Pour une fois sur ce blog, un extrait de roman, L'écologie inachevée, de Michel et Bertrand REMY, écrit dans les années 1970 mais publié seulement au début des années 2000. Ce roman met en scène une sorte de combat moderne entre David et Goliath, David étant ici un ancien étudiant en médecine, Herbert, devenu agriculteur, et Goliath une organisation secrète qui fait tout pour maintenir les sociétés modernes dans un état maladif et dépendant, pour continuer à générer du profit. Herbert, sur son exploitation, explore les liens entre une agriculture écologiste, la santé des hommes et la survie de sociétés modernes au bord d'un gouffre provoqué par la "désintégration sociale" : individualisme, compétition généralisée, consumérisme…

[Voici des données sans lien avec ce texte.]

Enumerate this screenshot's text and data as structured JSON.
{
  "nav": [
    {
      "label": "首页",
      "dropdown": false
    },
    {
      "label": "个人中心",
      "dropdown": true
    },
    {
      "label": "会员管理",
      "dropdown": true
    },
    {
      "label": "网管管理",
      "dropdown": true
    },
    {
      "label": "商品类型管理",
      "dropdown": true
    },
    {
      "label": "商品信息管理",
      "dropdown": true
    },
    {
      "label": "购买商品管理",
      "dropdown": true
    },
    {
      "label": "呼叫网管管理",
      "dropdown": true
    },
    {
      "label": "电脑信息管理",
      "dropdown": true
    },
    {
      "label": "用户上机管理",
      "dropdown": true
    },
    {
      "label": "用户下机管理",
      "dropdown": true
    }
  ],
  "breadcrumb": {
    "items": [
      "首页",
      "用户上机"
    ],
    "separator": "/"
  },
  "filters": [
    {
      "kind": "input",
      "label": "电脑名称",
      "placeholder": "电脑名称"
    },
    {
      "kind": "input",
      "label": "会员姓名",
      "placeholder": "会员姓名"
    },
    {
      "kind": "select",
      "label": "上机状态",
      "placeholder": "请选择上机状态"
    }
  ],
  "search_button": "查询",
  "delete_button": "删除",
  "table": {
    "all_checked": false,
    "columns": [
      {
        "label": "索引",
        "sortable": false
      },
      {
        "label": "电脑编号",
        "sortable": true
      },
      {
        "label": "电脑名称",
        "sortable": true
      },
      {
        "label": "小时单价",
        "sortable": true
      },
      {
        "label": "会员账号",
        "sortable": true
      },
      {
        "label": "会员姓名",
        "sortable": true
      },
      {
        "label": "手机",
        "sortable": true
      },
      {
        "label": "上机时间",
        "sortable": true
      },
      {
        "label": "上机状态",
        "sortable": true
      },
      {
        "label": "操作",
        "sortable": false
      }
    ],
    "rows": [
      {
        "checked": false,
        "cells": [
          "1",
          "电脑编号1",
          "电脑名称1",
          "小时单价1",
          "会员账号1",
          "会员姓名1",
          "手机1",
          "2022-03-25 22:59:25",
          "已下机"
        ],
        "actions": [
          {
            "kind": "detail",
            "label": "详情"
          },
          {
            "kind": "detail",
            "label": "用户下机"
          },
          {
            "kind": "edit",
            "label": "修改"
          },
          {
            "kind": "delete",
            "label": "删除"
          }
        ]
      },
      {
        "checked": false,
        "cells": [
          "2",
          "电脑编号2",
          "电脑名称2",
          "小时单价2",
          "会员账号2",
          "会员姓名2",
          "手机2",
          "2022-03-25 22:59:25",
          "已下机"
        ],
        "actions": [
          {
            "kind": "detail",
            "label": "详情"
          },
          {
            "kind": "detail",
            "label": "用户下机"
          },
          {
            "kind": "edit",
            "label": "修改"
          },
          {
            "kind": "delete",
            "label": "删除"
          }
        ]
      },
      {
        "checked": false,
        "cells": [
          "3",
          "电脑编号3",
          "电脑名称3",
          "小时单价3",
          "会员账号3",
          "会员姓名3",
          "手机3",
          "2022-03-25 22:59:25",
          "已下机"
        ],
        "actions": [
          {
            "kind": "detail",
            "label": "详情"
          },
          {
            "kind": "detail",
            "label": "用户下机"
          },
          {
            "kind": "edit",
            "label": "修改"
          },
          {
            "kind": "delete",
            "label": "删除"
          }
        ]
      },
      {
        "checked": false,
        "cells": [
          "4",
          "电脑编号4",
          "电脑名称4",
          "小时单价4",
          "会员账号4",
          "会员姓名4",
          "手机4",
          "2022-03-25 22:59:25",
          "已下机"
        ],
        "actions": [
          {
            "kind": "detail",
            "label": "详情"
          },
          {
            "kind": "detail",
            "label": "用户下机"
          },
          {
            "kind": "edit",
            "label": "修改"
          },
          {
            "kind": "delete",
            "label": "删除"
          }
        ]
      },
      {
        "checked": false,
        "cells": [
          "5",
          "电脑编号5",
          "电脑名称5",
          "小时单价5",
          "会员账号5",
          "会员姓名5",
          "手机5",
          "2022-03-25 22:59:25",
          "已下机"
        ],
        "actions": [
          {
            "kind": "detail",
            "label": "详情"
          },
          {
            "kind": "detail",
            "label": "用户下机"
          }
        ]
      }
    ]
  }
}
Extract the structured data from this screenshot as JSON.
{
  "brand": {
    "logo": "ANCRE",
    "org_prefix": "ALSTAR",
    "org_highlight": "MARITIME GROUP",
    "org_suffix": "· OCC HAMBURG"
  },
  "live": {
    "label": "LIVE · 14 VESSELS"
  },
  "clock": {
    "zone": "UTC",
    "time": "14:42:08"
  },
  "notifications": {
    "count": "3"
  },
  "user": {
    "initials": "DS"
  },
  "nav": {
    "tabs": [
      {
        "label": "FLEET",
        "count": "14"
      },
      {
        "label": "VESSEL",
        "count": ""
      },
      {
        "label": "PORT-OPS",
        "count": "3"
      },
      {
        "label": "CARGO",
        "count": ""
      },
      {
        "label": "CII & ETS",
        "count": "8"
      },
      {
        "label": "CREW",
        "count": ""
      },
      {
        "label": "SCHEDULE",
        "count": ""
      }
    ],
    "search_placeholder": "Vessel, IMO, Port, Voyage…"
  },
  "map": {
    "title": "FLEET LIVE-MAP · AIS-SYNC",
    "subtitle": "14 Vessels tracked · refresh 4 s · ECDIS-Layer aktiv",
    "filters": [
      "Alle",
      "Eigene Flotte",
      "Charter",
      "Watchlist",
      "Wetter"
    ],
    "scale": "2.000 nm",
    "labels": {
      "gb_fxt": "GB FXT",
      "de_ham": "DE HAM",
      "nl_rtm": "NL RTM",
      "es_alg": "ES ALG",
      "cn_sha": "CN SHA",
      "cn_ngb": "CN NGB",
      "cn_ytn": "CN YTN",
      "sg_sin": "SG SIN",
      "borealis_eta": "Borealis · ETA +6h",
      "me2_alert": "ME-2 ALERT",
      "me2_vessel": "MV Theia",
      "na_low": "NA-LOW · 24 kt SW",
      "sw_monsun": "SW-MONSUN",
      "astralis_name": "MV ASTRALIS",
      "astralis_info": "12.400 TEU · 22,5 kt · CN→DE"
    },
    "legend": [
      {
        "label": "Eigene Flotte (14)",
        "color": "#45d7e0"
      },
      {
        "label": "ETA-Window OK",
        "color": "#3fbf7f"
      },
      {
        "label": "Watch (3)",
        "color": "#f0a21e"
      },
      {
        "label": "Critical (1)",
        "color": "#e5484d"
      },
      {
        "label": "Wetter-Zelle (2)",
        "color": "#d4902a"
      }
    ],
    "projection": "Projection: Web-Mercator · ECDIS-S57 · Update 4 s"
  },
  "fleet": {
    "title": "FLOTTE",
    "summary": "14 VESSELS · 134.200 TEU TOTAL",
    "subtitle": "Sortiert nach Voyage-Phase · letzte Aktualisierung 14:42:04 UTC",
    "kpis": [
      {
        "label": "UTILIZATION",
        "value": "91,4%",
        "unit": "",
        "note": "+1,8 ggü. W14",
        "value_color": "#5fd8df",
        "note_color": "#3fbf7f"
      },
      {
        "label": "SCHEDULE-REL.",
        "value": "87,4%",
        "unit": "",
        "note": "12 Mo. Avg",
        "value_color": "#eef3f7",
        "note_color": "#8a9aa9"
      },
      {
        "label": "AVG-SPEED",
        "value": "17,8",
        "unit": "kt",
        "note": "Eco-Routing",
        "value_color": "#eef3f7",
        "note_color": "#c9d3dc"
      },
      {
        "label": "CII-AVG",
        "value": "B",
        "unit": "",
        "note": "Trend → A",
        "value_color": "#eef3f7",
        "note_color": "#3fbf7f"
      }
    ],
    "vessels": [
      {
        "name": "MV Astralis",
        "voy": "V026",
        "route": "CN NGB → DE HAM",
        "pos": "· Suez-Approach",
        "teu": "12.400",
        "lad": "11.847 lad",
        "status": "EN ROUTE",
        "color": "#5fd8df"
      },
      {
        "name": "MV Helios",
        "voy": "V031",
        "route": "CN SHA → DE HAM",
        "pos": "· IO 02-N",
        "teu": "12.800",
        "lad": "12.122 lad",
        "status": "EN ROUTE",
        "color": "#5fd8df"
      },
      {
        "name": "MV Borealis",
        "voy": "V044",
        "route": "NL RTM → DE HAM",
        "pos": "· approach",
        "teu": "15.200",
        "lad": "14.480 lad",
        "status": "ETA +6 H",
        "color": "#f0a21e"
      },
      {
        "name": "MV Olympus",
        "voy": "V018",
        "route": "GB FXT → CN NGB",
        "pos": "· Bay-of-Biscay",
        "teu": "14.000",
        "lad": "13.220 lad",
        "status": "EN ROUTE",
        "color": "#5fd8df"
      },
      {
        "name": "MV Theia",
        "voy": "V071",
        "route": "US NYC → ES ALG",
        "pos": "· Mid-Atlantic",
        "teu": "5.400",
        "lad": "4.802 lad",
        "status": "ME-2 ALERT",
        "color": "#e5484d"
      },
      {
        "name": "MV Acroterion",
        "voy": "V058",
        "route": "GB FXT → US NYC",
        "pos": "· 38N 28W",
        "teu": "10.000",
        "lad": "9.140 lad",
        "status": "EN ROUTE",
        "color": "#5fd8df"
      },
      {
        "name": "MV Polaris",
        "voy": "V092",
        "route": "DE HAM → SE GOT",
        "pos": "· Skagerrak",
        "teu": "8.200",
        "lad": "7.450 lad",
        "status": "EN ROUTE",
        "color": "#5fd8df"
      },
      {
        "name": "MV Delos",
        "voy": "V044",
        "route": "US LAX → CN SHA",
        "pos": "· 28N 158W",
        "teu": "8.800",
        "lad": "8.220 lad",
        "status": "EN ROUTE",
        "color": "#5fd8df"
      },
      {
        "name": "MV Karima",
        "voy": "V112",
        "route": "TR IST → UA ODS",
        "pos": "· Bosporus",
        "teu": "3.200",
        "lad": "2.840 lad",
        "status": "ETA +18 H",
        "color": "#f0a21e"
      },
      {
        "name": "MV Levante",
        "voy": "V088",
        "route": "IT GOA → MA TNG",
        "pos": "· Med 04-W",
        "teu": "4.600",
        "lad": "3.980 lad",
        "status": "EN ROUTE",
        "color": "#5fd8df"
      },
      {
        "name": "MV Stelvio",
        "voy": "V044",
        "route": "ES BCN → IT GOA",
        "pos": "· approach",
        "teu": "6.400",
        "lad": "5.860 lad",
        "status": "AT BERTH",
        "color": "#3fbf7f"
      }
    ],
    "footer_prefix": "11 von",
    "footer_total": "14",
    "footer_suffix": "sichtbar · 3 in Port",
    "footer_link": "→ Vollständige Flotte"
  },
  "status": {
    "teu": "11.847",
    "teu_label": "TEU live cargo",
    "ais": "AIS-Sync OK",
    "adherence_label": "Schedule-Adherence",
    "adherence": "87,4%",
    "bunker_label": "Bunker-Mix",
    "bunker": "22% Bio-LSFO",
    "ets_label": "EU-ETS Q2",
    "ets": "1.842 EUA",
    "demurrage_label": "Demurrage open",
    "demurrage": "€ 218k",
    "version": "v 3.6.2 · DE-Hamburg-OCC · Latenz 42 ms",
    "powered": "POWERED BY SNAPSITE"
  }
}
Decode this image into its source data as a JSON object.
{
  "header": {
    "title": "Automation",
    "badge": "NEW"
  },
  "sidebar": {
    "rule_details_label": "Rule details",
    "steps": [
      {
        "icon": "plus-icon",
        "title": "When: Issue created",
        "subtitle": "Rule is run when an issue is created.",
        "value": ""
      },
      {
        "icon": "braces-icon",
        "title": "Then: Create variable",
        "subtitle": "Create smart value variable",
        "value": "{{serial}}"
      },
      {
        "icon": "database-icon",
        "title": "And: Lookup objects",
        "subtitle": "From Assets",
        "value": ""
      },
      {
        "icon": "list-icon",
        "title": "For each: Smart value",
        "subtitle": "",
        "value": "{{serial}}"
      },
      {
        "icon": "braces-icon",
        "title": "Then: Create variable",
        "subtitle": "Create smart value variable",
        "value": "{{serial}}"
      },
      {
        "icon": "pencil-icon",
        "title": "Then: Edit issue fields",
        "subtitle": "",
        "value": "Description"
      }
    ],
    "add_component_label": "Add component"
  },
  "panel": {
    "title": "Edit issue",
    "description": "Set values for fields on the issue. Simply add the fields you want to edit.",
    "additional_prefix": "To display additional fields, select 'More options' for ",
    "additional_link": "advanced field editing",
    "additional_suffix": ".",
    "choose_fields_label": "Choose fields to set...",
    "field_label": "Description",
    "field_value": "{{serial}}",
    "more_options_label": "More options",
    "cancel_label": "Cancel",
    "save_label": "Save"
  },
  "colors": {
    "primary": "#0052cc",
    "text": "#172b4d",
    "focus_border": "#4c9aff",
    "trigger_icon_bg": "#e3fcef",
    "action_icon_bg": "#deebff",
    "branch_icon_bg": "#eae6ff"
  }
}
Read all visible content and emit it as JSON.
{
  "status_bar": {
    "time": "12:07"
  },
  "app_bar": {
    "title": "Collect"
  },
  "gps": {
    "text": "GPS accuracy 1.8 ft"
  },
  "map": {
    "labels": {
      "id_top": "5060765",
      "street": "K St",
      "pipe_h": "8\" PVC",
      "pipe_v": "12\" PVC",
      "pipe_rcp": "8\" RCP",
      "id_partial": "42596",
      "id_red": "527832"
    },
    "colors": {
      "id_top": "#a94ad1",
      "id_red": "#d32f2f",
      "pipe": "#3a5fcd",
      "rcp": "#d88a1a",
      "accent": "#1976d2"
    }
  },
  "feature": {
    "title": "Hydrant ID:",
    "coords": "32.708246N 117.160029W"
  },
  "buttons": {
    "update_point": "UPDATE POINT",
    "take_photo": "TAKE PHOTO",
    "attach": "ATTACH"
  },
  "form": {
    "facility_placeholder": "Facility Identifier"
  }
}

Bertrand REMY avait publié en 1954 Nous avons brûlé la terre, ouvrage précurseur de l'agriculture biologique en France"Vous ne savez sans doute pas ce que c'est que de nourrir un bébé. Une femme qui nourrit un bébé a besoin de manger pour deux : pour entretenir son propre corps et pour constituer celui de son enfant. La terre qui produit des récoltes, c'est la même chose. Il faut qu'elle entretienne son activité biologique, son métabolisme de base qui conditionne sa fertilité permanente, et il faut qu'elle nourrisse les récoltes qu'on lui enlèvera. C'est la différence entre la terre cultivée et la nature vierge, qui n'exporte rien. Et les agronomes modernes oublient simplement la moitié du problème : ils ne nourrissent pas la fertilité permanente. Après-moi, le déluge ! N'importe quel industriel sait qu'il faut entretenir la machine à produire. Les agronomes ne le savent pas. et on dit que l'agriculture moderne est industrielle ! Vous trouvez normal que toutes les plantes cultivées soient dévorées par des nuées de parasites ? Que tant d'hommes et d'animaux domestiques soient malades ? L'agronomie comme la médecine est devenue une foire aux produits chimiques. Personne ne pense à se demander comment la vie a fait pour se développer pendant des millions d'années sans médicaments pour les hommes et sans engrais chimiques et autres pesticides pour les plantes.
(…)
Je n'ai rien contre le fumier, mais je n'ai pas de gros bétail. par contre, j'en ai du plus petit que celui que vous avez vu. Toutes mes terres grouillent de toutes sortes de microbes qui sont la véritable base de la pyramide de la vie au sommet de laquelle nous sommes installés, vous et moi. L'agriculture chimique les extermine, moi je les cultive, je les nourris en développant l'humus superficiel - et ils me le rendent bien. Ils produisent par exemple des engrais azotés à mesure que mes cultures les absorbent, ce qui fait que je n'ai pas besoin d'acheter des engrais azotés artificiels.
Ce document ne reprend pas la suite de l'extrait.